Once a couple decides to try for a baby, as the months pass, all too soon it can become all encompassing, even obsessive. If month after month it continues not to happen – she can experience feeling detached and isolated from the world, a profound sense of sadness, scared of ‘what this might mean’.
Infertility affects one in seven couples within the UK. The journey can be an emotional rollercoaster with an unpredictable end. Individuals involved can often feel helpless. This can negatively affect their relationship with their partner, withdrawing from the person who was previously their primary source of support, leaving both parties feeling isolated in their grief.
The feelings of helplessness, and sometimes irrational guilt or inadequacy, can be further exacerbated if, beyond medical investigations, the reasons for not being able to conceive are unexplained (no identified male or female cause) as in 25% of cases.
But few couples are aware that infertility can, in many cases, be exacerbated or even caused by psychological factors.
The mind has enormous power over the body, which is constantly influenced by our emotions, thoughts and beliefs. While # many factors are responsible for infertility, our mindset can affect the delicately- balanced hormonal system which, in turn, controls ovulation, spermatogenesis, implantation of a foetus and maintaining the pregnancy to term. So, by addressing these subconscious barriers, a wealth of clinical evidence shows we can increase our chances of natural conception, and IVF and other assisted fertility treatments’ success rates.

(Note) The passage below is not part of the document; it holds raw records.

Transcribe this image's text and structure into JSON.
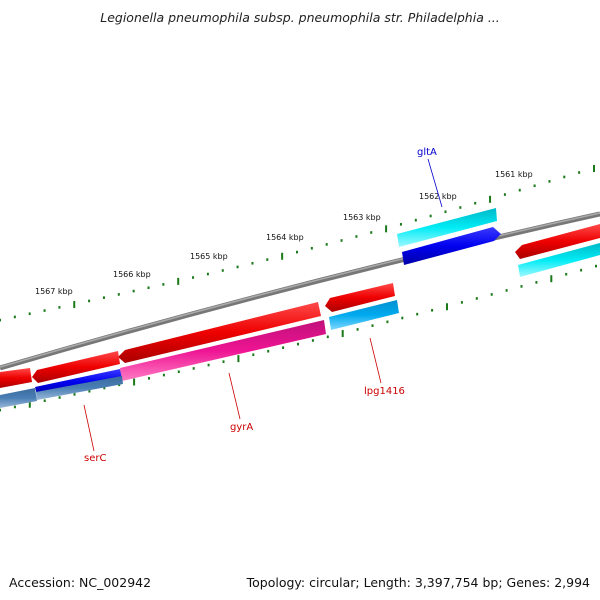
{
  "title": "Legionella pneumophila subsp. pneumophila str. Philadelphia ...",
  "footer": {
    "accession": "Accession: NC_002942",
    "summary": "Topology: circular; Length: 3,397,754 bp; Genes: 2,994"
  },
  "ticks": {
    "labels": [
      "1561 kbp",
      "1562 kbp",
      "1563 kbp",
      "1564 kbp",
      "1565 kbp",
      "1566 kbp",
      "1567 kbp"
    ],
    "color": "#1a7a1a"
  },
  "genes": [
    {
      "label": "gltA",
      "color": "#0000cc"
    },
    {
      "label": "lpg1416",
      "color": "#cc0000"
    },
    {
      "label": "gyrA",
      "color": "#cc0000"
    },
    {
      "label": "serC",
      "color": "#cc0000"
    }
  ],
  "feature_colors": {
    "red": "#ee0000",
    "cyan": "#00e5ee",
    "blue": "#0000ee",
    "sky_blue": "#00aaee",
    "pink": "#ee1493",
    "steel_blue": "#4a7fb5",
    "backbone": "#888888"
  }
}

Stress can have a big effect on fertility. Stress hormones affect the hypothalamus, pituitary glands and reproductive organs. In women and men under stress, the reproductive hormone prolactin is over-produced. The hypothalamus stops secreting gonadotrophin releasing hormone, which in turn will affect the release of both the luteinising hormone and follicle-stimulating hormone. As these hormones play a part in stimulating ovulation and sperm production, fertility can be affected in both partners.
The neurochemical barrage associated with stress and the activation of the sympathetic nervous system (“fight or flight”) can be as easily triggered by a threat to self-esteem or dignity, such as a woman’s perception of herself as “failing” to conceive, a fear of not being a good parent, as by an actual physical threat. A highly stressful job, unresolved guilt over a previous abortion or other traumatic incident, anxiety, depression, or even experience with numerous invasive infertility-related procedures, can have the same result. Stress activating subconscious blocks can be a causal factor in infertility whether there is an additional physiological cause or not.
With the release of “emergency” hormones throughout the body, the body is on alarm, and energy is directed toward the areas needed for actual “fight” or “flight” such as the arms and legs, and away from areas the brain considers less important. Unfortunately, the reproductive system is the most expendable. Nature is invested in us NOT conceiving at times of stress or perceived threat, as it is not the optimal time of survival for us or future offspring, when the body’s responses are needed elsewhere.
The more men have sex, or ejaculate in other ways, the more healthy sperm they will produce. But what happens to a man’s libido if he is depressed, or if sex become a chore, or he feels his partner is just treating him like ‘sperm donation’? There is also growing evidence that female orgasm also aids fertility by helping sperm into the cervix.
Tips for increasing fertility
- Talk to partner calmly and rationally so you can make decisions that are best for both of you
- Reduce stress so enhancing chance of conceiving either naturally or with assisted reproductive methods, such as IVF
- Identify any subconscious blocks to conceiving
- Ensure you give focus to aspects of your life outside of fertility issues, even if you don’t always feel like it
- Discover sexual intimacy as a pleasurable experience again for both of you, so that it doesn’t feel like a chore
- Spend time with your partner, re-discover your life as a couple
- Seek the right support to help you regain sense of control over your life. If pursuing fertility treatments, this will help you cope without feeling as if your life and body have been taken over
- Look for ways of bringing regular practice of relaxation into your life; such as self-hypnosis, meditation, yoga.
- While investigations and treatments are more often focussed on a woman, we must remember the emotional toll can be great for your male partner too.
- Think about exercise and diet as conception requires a healthy response from the reproductive system.